As if from a white steed, the anesthesiologist (who is pictured to the right as I remember him) came in and gave me the most wonderful thing that was ever known to woman. As soon as it kicked in I went from unbelievable pain to back to the world of the living. At this point the Nubane (IV pain med) kicked in and I fell asleep. I woke up about an hour later when Dr. Painter came and checked me again. She asked "How are you feeling?" to which I replied "I am doing much better after the epidural." She said, "You are not kidding! You are at 10 cm!" I could hardly believe it. Twelve hours of HARD labor and nothing, and in one hour I was at the finish line. If I had only known that, I would have had them do the epidural as soon as I walked in the door.

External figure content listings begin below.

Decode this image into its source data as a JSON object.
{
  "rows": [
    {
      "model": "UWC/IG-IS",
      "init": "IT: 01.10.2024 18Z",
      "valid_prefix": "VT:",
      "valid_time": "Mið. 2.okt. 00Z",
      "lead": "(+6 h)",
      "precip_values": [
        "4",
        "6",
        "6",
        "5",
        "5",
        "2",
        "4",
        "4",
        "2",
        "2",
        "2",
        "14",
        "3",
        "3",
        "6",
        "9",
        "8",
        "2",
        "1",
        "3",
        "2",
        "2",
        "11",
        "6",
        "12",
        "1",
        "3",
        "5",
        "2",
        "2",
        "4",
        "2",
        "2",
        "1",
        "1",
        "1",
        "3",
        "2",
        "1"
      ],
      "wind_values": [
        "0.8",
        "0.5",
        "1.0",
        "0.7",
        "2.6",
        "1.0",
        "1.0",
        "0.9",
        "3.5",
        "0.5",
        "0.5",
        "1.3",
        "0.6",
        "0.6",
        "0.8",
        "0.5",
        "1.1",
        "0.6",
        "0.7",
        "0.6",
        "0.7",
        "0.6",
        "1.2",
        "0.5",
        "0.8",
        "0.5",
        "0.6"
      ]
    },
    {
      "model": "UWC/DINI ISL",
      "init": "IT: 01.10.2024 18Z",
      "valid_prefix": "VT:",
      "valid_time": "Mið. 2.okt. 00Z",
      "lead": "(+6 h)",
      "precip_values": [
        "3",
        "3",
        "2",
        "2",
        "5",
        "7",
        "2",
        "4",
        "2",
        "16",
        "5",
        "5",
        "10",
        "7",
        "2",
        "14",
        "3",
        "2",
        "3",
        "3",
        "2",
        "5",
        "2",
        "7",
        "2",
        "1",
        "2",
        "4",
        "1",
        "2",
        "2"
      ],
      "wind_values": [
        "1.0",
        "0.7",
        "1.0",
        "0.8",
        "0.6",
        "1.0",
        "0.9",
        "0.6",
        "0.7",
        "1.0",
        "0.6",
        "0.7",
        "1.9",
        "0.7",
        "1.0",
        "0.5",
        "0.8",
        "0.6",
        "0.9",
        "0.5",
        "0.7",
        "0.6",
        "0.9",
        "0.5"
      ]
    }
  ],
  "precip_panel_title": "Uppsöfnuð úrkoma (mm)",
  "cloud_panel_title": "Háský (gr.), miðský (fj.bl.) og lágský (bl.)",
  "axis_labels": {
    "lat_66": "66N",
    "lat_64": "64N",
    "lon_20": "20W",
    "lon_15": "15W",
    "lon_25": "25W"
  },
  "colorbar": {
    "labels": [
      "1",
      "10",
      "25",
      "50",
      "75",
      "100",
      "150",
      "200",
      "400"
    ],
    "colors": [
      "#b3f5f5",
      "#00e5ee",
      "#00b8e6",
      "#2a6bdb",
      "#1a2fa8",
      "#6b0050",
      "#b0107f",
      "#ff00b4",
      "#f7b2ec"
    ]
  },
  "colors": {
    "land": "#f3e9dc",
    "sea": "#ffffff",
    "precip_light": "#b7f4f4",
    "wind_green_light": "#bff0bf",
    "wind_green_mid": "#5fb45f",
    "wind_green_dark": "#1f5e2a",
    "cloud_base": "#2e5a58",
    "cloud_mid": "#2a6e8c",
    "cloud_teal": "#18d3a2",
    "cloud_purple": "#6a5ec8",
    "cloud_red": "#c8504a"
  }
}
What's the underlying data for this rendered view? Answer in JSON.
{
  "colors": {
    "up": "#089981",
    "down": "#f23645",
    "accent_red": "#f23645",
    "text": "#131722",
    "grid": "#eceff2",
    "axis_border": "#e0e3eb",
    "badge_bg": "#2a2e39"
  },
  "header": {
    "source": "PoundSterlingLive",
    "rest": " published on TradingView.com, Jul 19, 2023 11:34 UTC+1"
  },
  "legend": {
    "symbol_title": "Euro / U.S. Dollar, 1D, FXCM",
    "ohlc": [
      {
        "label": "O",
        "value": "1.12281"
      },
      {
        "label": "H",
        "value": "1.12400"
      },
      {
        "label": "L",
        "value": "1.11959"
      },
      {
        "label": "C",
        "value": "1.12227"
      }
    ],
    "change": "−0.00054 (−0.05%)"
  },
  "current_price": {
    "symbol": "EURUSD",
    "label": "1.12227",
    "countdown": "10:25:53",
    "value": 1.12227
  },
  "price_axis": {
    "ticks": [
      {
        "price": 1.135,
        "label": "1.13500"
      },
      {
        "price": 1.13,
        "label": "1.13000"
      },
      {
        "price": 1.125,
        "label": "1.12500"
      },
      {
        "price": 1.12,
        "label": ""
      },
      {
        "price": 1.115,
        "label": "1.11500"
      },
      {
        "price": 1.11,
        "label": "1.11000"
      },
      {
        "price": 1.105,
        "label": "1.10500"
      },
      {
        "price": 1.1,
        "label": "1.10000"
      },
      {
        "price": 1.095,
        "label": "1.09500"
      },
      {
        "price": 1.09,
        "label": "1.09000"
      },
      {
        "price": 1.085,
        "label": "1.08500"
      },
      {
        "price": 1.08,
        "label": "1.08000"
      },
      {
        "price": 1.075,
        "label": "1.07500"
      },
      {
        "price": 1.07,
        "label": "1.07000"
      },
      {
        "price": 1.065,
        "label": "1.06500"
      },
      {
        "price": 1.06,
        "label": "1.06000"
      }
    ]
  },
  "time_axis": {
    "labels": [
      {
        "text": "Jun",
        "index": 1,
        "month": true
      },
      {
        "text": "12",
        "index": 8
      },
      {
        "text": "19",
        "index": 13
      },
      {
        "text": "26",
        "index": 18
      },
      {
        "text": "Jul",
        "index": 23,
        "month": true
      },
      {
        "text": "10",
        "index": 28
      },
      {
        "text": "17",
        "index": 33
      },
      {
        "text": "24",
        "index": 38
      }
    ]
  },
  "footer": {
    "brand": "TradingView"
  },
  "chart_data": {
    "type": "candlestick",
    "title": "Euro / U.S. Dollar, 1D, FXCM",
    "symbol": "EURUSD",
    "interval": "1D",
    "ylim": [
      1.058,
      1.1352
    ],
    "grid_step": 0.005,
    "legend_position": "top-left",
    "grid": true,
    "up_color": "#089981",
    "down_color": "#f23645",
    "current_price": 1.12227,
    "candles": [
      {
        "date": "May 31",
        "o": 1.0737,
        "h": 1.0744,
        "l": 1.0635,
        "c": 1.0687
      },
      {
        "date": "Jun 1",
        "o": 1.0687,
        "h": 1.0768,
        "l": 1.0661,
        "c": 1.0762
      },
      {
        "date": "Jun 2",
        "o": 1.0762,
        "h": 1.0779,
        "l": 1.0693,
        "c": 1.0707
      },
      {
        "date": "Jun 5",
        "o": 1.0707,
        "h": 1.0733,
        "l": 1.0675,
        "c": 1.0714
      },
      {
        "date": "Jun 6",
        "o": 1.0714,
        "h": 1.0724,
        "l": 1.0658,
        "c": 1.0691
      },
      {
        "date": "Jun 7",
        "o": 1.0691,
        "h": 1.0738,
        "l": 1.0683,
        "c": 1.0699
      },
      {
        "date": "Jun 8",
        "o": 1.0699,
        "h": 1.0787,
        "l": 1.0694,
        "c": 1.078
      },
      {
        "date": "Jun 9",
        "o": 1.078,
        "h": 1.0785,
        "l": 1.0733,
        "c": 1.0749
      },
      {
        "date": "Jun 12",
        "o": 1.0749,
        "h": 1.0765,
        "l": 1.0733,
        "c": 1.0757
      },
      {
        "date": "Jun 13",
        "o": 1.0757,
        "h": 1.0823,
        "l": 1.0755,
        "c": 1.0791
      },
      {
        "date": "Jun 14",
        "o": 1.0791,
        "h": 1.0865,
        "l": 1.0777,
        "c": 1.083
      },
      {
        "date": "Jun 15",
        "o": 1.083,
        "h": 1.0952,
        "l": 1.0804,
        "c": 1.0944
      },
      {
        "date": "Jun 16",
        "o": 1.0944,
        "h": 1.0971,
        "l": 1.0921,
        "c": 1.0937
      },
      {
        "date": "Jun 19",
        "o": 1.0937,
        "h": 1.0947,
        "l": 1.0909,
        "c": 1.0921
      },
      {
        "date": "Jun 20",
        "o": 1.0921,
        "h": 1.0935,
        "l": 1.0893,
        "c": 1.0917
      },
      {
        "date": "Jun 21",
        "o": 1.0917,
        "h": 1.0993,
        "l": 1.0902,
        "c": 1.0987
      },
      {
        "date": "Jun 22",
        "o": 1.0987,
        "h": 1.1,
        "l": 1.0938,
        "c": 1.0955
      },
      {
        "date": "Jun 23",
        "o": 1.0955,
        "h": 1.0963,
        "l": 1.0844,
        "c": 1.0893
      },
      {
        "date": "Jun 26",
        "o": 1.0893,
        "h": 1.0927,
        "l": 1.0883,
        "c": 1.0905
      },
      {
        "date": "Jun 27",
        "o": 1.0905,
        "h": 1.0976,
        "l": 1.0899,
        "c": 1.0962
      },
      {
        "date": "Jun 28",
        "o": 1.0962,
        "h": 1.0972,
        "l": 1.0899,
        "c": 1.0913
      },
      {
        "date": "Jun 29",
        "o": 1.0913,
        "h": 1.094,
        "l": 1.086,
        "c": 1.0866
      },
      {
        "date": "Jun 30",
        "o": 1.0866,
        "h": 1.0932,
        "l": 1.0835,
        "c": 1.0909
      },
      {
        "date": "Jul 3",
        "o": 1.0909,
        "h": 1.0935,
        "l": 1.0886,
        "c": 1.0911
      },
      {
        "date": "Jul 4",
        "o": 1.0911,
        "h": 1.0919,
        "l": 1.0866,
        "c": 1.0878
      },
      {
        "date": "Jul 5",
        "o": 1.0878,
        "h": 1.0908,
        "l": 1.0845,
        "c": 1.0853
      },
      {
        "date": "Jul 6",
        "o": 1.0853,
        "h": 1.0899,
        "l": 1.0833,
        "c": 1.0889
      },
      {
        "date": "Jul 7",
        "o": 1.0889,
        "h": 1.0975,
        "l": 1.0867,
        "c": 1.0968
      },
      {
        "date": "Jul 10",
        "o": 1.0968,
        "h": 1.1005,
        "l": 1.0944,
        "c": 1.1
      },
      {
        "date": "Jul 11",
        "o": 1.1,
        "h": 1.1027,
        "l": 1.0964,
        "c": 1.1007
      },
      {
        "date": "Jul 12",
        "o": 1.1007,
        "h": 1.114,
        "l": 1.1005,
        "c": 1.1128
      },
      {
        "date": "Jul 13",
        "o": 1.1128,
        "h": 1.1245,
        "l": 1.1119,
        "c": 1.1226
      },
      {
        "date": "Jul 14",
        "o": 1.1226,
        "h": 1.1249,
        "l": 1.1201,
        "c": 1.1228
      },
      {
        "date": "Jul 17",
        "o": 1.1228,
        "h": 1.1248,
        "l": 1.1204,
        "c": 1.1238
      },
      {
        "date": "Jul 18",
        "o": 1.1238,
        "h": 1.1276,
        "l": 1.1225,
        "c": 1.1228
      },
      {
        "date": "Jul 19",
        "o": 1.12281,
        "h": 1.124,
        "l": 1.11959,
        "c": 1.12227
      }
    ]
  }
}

They sat me up in the bed, and I "labored down" (fancy for sitting up and letting gravity do its work). About 9:00 the epidural began to wear off, and the back pain was back. They gave me a little extra juice. It worked (sort of) because I couldn't feel my feet, but my back was still on fire. Dr. Painter said that pushing might help with the pain, so we got the big show on the road. The room was cleared of the loving supporters (My mom, Patrick's mom, Faye, Becca, and Leigh Ann are the ones I really remember being in there, but I knew that Mr. Bill, Mr. Luther, and Mr. Larry were in the waiting room) and Cameron's troops came in. I really thought about it ahead of time on how I was going to push. "Keep the energy in your bottom and not your head" I kept telling myself. I pushed through 3 or 4 contractions with Patrick and Stacy counting "1,2,3 ... 10." Dr. Painter and the delivery room nurse Stacy said "Honey, you are doing so good." I replied "I bet you tell that to all the girls." Stacy looked at me and said, "No I don't! We are about to have this baby in the next few minutes!" They broke the bed the rest of the way down, and 3 contractions later Cameron made her big entrance at 9:54pm on December 31st. That's right, New Year's Eve! She stretched her little lungs as she gave us her first solo. There is nothing sweeter than a baby's first cry, but when it is your little girl's cry, there is nothing like it. Patrick did a wonderful job cutting the cord, and then she was whisked away and Dr. Painter and Stacy finished up with me. The gory details I will leave out.

According to those that were watching Cameron (and thank God not me) told me that she passed all of her tests with flying colors (did you have any doubt?).

The next few hours seemed surreal. Rebecca and Leigh Ann came in, Rebecca snapping pictures left and right (thank goodness!). I remember lots of flashbulbs and then Leigh Ann handed Cameron to me, and it was overwhelming. Then the rest of the family came in. Momma, Mr. Larry, Mrs. Noonie, Mr. Bill, Faye, and Mr. Luther got to welcome our little wonder in the world. I couldn't believe that this little person who we had been waiting on for nearly a year was finally here. When they handed her to me she wasn't crying, and was SO alert. Her eyes were a slate gray color, and she was soaking in everything around her. It was amazing. I could have held her forever. We were allowed to keep her in the labor room for about an hour or so. I tried to breastfeed her (it was the blind leading the blind!), and then the nurses came and took her to the nursery. Patrick and the crowd went with her. Dr. Painter and Stacy helped me get ready to move to the postpartum room, and while Cameron was in the nursery I was able to take a long awaited and much needed rest. The hardest work I have ever done had paid off more than I could have ever dreamed, and she was only a few moments old. She is my magnum opus - my great work.